The low-volume sports car maker is stockpiling parts.
The sports car manufacturer, which is undergoing a resurgence under the ownership of Chinese conglomerate Geely, is currently stockpiling parts in case Britain's exit from the European Union ends in disaster.
The company's CEO Phil Popham told Automotive News that Lotus is readying itself in case supply chains are disrupted by customs issues.
"We're going to get our heads down and deliver it," Popham said. "In talking with our owners, in talking with our board, [Brexit] doesn't change the long term. We all think a deal will get done at some point, whatever that is, and it may be a different world, but there'll be some normality that comes back again."

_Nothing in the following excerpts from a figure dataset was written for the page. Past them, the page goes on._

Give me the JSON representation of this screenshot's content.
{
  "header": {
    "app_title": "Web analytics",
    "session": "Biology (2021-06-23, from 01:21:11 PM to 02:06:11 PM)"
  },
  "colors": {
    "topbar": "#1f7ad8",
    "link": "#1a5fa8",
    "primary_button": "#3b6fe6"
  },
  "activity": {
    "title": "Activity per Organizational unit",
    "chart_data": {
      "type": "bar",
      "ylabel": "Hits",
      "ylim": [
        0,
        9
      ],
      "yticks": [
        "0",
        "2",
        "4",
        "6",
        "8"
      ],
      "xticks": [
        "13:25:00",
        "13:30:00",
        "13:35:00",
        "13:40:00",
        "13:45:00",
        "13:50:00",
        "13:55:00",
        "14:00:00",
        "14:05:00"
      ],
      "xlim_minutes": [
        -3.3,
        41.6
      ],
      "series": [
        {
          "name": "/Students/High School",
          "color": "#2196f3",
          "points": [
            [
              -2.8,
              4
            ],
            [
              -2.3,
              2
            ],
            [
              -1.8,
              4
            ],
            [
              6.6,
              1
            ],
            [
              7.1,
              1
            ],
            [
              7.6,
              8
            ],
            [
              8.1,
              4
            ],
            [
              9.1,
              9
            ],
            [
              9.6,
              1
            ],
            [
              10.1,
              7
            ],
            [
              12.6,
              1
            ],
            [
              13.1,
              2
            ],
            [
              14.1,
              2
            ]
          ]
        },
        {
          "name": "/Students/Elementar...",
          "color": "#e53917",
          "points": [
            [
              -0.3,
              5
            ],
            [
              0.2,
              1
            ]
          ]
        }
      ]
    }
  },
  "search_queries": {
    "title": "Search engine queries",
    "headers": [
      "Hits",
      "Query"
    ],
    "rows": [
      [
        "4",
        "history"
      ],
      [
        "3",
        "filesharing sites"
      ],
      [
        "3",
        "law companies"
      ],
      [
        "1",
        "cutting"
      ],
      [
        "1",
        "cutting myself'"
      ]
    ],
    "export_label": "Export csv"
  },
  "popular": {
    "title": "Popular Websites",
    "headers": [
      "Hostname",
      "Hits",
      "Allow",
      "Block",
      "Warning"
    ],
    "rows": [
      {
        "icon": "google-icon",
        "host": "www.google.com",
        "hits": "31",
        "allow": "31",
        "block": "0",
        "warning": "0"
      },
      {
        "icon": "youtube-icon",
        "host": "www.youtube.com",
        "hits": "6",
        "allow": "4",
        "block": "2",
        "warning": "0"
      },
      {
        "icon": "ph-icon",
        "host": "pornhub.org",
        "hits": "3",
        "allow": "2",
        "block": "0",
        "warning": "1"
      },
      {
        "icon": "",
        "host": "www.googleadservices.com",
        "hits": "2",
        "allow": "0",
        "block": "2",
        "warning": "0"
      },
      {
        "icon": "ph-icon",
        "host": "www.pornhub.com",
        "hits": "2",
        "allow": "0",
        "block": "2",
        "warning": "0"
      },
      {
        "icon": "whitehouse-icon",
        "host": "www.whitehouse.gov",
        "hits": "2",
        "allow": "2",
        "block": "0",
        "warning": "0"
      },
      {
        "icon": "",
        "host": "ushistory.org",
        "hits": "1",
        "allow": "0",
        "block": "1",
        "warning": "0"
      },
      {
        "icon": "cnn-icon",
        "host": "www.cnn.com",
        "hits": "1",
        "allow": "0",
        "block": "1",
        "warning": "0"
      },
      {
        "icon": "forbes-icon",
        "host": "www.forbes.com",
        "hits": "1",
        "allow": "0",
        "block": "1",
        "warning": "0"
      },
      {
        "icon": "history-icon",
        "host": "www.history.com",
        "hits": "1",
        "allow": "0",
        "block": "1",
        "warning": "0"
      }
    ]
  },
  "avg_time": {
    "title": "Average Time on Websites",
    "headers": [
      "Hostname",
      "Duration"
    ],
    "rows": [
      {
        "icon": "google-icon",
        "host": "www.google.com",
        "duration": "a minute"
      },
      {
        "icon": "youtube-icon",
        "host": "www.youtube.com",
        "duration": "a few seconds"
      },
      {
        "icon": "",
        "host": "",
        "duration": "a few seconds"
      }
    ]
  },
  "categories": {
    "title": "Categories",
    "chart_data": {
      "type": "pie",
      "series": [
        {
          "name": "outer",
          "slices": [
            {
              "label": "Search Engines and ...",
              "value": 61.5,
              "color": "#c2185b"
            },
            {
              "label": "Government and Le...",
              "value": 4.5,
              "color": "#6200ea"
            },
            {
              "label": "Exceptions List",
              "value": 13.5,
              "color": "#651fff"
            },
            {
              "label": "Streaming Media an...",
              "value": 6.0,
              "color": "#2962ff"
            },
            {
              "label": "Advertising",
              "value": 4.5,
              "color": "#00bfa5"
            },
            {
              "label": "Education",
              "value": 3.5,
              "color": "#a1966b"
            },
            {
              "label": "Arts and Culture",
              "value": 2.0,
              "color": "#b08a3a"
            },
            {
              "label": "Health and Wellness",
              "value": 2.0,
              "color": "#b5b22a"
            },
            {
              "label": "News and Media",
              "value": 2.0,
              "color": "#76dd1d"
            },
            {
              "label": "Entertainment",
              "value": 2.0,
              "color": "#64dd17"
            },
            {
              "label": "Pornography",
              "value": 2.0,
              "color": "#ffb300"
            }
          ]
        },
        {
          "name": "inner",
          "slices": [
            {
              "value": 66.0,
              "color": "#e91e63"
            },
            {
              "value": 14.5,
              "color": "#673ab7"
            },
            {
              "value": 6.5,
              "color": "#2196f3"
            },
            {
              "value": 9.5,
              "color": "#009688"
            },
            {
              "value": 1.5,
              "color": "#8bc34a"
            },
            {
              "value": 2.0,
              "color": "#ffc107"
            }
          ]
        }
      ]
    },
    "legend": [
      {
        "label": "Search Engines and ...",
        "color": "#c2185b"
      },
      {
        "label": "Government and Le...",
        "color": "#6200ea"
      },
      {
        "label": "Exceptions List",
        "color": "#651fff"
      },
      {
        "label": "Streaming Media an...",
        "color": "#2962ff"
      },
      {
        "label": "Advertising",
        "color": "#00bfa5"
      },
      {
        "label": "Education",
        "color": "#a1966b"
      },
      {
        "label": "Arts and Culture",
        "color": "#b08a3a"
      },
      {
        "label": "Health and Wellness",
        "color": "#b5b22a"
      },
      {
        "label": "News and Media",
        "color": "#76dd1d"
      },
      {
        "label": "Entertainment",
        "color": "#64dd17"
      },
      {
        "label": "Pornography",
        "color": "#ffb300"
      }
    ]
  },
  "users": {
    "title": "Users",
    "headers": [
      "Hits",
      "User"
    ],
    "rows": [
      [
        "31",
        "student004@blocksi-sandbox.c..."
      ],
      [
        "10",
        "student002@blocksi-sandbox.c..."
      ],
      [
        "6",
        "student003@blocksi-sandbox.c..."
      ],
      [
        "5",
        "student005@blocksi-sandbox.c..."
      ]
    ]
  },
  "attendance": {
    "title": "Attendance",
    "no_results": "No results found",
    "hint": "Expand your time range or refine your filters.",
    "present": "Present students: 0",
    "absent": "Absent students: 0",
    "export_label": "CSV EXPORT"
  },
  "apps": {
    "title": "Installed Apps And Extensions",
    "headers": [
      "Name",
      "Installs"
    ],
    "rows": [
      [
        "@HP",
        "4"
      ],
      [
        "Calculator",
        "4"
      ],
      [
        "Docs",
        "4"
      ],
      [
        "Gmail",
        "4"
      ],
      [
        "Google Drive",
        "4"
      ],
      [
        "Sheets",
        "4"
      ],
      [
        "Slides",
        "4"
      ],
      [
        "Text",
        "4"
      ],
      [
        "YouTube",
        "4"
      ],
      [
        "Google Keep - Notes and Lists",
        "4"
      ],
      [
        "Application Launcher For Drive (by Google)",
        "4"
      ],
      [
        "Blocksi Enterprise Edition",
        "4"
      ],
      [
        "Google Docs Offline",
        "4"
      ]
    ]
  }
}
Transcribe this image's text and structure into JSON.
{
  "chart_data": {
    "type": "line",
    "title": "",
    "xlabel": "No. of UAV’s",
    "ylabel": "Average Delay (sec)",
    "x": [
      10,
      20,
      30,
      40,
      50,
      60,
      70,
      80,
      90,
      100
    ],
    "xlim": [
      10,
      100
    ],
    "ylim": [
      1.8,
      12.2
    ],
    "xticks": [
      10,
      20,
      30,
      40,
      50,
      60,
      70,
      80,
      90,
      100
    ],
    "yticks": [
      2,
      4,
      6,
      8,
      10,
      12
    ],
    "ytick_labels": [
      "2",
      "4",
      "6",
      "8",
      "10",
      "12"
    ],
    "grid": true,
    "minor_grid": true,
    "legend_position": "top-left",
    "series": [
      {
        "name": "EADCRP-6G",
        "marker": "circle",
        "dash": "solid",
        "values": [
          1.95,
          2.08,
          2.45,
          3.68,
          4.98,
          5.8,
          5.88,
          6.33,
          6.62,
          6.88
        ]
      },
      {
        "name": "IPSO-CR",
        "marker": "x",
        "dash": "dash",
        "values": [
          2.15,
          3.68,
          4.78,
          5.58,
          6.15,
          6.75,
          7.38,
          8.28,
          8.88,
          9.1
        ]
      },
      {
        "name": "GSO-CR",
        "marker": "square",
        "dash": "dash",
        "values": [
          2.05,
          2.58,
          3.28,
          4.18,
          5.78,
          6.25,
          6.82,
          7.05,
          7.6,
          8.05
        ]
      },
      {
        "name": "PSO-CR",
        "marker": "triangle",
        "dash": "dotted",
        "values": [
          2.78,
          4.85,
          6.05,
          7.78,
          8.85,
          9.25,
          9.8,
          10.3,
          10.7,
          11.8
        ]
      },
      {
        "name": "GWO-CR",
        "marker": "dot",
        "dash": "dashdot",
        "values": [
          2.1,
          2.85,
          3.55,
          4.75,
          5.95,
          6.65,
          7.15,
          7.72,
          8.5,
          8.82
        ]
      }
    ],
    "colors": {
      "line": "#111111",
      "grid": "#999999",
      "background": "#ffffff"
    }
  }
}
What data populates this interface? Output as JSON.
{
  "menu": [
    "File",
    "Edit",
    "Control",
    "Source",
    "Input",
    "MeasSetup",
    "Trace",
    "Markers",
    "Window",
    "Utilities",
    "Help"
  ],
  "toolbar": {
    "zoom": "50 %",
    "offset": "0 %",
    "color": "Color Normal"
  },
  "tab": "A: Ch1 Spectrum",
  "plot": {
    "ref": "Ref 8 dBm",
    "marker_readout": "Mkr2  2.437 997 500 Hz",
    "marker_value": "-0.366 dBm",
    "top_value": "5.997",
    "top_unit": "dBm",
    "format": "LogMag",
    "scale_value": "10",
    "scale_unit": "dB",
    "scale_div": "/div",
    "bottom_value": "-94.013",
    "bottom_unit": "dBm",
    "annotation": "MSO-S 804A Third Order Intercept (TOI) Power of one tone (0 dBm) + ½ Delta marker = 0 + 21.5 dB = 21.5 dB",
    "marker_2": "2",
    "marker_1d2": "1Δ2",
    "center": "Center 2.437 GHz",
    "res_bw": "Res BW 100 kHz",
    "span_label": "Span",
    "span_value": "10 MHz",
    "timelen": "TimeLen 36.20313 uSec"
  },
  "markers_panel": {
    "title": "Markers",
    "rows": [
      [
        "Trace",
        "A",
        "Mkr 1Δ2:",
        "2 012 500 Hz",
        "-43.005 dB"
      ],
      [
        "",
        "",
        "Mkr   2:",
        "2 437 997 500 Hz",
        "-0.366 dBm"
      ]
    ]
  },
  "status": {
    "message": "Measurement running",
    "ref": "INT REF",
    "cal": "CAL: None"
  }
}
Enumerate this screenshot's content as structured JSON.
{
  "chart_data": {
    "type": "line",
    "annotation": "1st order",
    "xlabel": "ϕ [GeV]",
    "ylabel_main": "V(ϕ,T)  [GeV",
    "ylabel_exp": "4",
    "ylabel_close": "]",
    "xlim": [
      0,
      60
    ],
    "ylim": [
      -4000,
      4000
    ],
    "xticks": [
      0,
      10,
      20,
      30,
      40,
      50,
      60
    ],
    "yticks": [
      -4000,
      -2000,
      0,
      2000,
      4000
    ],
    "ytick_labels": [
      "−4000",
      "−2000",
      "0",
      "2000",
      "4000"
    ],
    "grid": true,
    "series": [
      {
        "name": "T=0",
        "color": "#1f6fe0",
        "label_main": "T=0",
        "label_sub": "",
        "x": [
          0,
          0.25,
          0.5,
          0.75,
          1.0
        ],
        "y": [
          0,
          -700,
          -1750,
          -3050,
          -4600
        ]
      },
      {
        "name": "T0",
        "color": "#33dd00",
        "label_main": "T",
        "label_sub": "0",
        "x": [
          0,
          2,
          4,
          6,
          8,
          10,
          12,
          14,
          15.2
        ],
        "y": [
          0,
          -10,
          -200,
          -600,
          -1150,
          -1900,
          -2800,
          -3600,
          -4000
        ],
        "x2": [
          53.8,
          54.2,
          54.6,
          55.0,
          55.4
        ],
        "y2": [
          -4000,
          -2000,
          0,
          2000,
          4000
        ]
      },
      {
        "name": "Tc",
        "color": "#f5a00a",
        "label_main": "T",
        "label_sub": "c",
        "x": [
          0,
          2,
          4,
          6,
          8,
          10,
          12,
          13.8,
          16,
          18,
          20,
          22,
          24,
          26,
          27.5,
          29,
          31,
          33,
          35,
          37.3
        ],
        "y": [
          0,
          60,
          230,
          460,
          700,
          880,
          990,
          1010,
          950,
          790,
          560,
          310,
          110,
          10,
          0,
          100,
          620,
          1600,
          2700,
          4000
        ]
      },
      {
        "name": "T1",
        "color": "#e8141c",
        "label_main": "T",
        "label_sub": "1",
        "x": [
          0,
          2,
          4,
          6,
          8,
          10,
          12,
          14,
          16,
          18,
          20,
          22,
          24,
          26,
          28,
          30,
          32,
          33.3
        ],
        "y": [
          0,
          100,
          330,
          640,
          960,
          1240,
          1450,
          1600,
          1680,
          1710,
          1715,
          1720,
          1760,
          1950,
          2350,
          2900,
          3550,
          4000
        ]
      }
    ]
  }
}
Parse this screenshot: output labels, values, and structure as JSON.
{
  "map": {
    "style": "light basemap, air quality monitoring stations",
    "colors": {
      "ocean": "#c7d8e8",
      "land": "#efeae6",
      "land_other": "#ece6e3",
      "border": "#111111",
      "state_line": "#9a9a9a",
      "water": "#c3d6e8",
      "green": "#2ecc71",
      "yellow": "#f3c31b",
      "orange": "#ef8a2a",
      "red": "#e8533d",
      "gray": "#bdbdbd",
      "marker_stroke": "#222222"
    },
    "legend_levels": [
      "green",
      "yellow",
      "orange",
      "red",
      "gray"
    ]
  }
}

The plan is being put in place to ensure than the company's five-year turnaround plan isn't being disrupted.
Lotus is gearing up to launch a new sports car at the end of next year, and is set to cost around a similar amount to the Evora (£75,100) and also be available in the US.
"We're a sports car brand, and we are developing a new sports car, which you'll see towards the end of next year," Popham said.
The car will be built at Lotus' plant in Hethel, but although the famous factory has been invested in, Lotus' future plans could see the company outgrow it, leading to it potentially moving away – possibly overseas.
"We will need to manufacture at some point outside of Hethel," Pophap added.